Der Erlanger suchte den Rat von Spezialisten. Einer empfahl direkt eine Operation, es gab sogar schon einen Termin und eine Rechnung. Ein anderer riet zu einer Physiotherapie. Zwei Tage zuvor war noch Turn-Olympiasieger Fabian Hambüchen in dessen Münchener Wartezimmer gesessen. "Mein Bauchgefühl sprach gegen eine OP", sagt Harald Dormann. Also begann er die Physiotherapie. In den ersten acht Monaten hatte er dreimal pro Woche einen Termin, "acht Monate!", wiederholt der Tänzer im Gespräch, acht Monate sind verdammt lange. "Doch ich wollte wieder tanztauglich werden."

Vier Sehnen gibt es in der Schulter, eigentlich braucht man alle vier. Ist eine gerissen, kann man es mit viel Training schaffen, dass die anderen drei das kompensieren können. "Nach vier Monaten war ich wieder beim Spezialisten", die Therapie war erfolgreich, also machte Harald Dormann weiter. "Ich habe auch selbst gespürt, dass es der richtige Weg ist, man weiß nur nicht, wie lange es dauert." Nach einem Jahr hatte er keine Beschwerden mehr, "die Schmerzen waren weg".

Getanzt hat Harald Dormann schon zuvor, bereits zwei Monate nach seiner Verletzung. "Ich sah aus wie ein Einarmiger, der Arm hing schlaff herunter. Doch die Beine funktionierten ja." Das Paar hat die Zeit genutzt, um an technischen Defiziten zu üben, "ohne Zeitdruck, gleich wieder zum nächsten Turnier zu müssen". Das, meint Harald Dormann in der Rückschau, war sogar ganz schön.

Nach eineinhalb Jahren war auch der rechte Arm wieder bereit für Leistungssport, die Dormanns wollten es noch einmal wissen. Für ihre Rückkehr hatten sie sich die German Open Championships (GOC) ausgesucht, ein riesiges Turnier mit 25 000 Zuschauern und mehr als 4000 Paaren aus rund 60 Nationen. "Ich habe immer wieder gezweifelt", sagt Harald Dormann. Er dachte über das Karriereende nach. "Doch ich möchte aufhören, wenn ich will, und nicht, wenn ich dazu gezwungen werde." Es gab Rückschläge, "die Schulter hat gesponnen".

Drei Monate haben die Erlanger für die GOC trainiert, so intensiv wie nie zuvor. "Wir waren euphorisch. Es gibt einem noch einmal einen anderen Schub. Man kann es mit einer schweren Krankheit vergleichen. Es ist ein Geschenk, danach zurückzukommen." Als dann die erste Runde in der Klasse für Seniorenpaare ab 40 Jahre in Stuttgart anstand, "waren wir wieder nervös", sagt Harald Dormann. "Dieses Turnier war viel wichtiger als alle Ranglisten-Turniere zuvor. Es war für mich sehr emotional. Es ging um mehr, als einfach nur gut zu sein." Die Erlanger wollten beweisen, dass sie zurück sind. Vor allem sich selbst.

"Einer meiner schönsten Momente als Sportler"
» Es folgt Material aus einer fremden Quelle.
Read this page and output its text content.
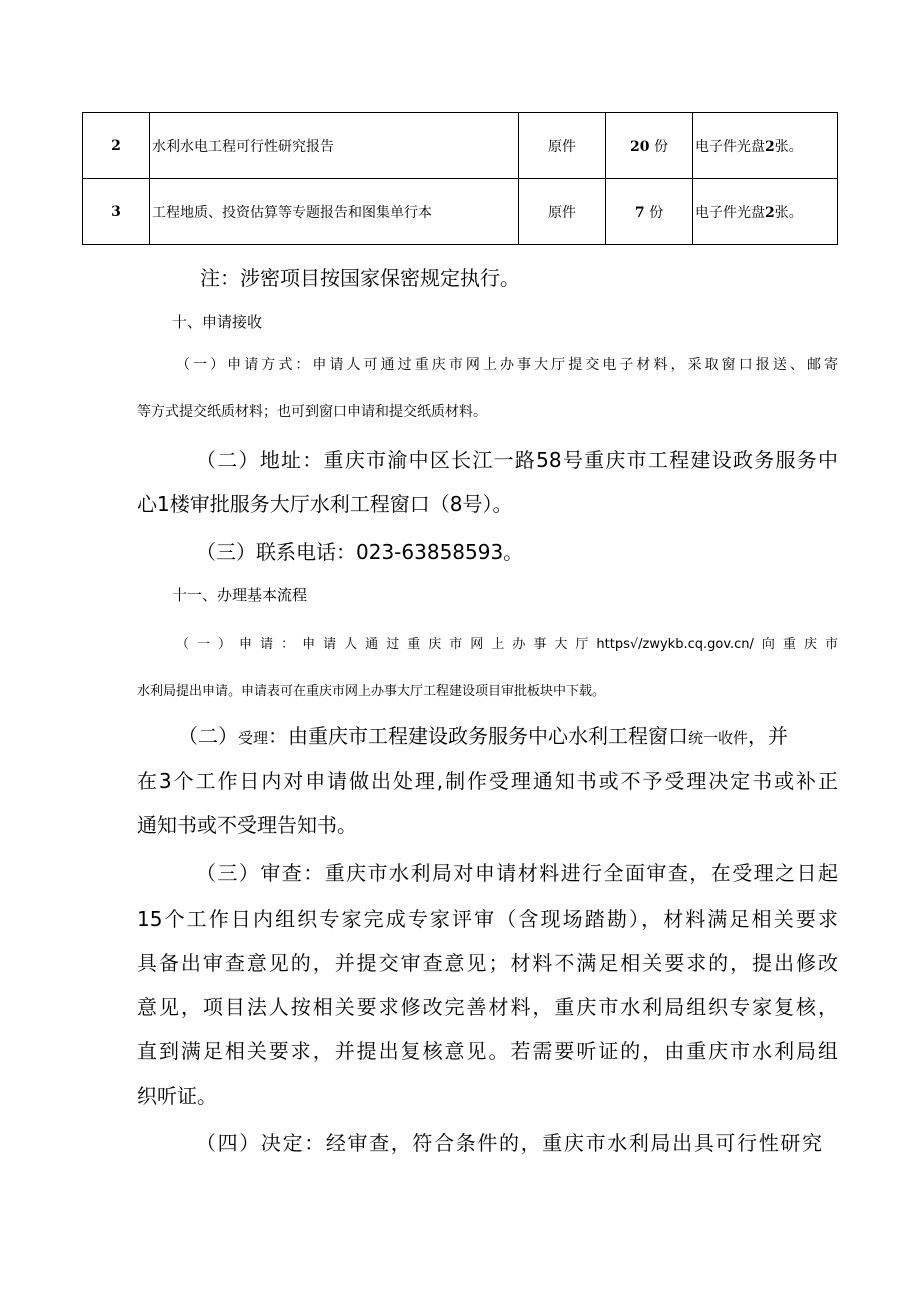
2	水利水电工程可行性研究报告	原件	20 份	电子件光盘2张。
3	工程地质、投资估算等专题报告和图集单行本	原件	7 份	电子件光盘2张。
注：涉密项目按国家保密规定执行。
十、申请接收
（一）申请方式：申请人可通过重庆市网上办事大厅提交电子材料，采取窗口报送、邮寄
等方式提交纸质材料；也可到窗口申请和提交纸质材料。
（二）地址：重庆市渝中区长江一路58号重庆市工程建设政务服务中
心1楼审批服务大厅水利工程窗口（8号）。
（三）联系电话：023-63858593。
十一、办理基本流程
（一）申请：申请人通过重庆市网上办事大厅https√/zwykb.cq.gov.cn/向重庆市
水利局提出申请。申请表可在重庆市网上办事大厅工程建设项目审批板块中下载。
（二）受理：由重庆市工程建设政务服务中心水利工程窗口统一收件，并
在3个工作日内对申请做出处理,制作受理通知书或不予受理决定书或补正
通知书或不受理告知书。
（三）审查：重庆市水利局对申请材料进行全面审查，在受理之日起
15个工作日内组织专家完成专家评审（含现场踏勘），材料满足相关要求
具备出审查意见的，并提交审查意见；材料不满足相关要求的，提出修改
意见，项目法人按相关要求修改完善材料，重庆市水利局组织专家复核，
直到满足相关要求，并提出复核意见。若需要听证的，由重庆市水利局组
织听证。
（四）决定：经审查，符合条件的，重庆市水利局出具可行性研究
Vor den amtierenden Bayerischen Meistern Achim Hobl und Kerstin Hahn kam das Paar des TTC Erlangen auf Platz 14. "Das war einer meiner schönsten Momente als Sportler", sagt Harald Dormann. Die zweiten Teilnehmer des TTC Erlangen, Anissia Enes und Marcel Hammrich, haben im Turnier WDSF Open Youth Latin mit 174 internationalen Paaren die dritte Runde erreicht. Das junge Paar belegte Platz 94 bis 96. Damit wurden die Erlanger bestes bayerisches Paar und kamen unter die Top zehn aller deutschen Paare in dieser Klasse.

Das nächste Ziel für Anja und Harald Dormann steht bereits fest, die Weltmeisterschaft am 12. Oktober in Bilbao/Spanien. Dort treten die Erlanger dann auch wieder gegen Paare aus ihrer Altersklasse an, in Stuttgart war die Konkurrenz ja viel jünger. "Das ist noch einmal eine andere Nummer", sagt Harald Dormann. Erstmals findet eine WM für seine Altersklasse statt, deshalb gibt es auch noch keine Weltrangliste. Trotzdem kennen sich die Paare untereinander natürlich.

"Wir sind sehr gut vorbereitet", sagt Harald Dormann. Gemeinsam mit ihrem Coach Markus Heffner haben sie einen Trainingsplan aufgestellt. Seit der Verletzung "sind wir besser geworden", sagt der Erlanger, das sei auch deutlich auf Videos zu sehen. "Die Technik hat sich verbessert, ich habe so viel aufgeholt, dass ich sogar den Muskelschwund und das Alter kompensieren kann." Auch deshalb sagt er selbstbewusst: "Wir können es bei der WM aufs Treppchen schaffen." Bis dahin sind es noch ein paar Tage, und an allen wird Harald Dormann tanzen.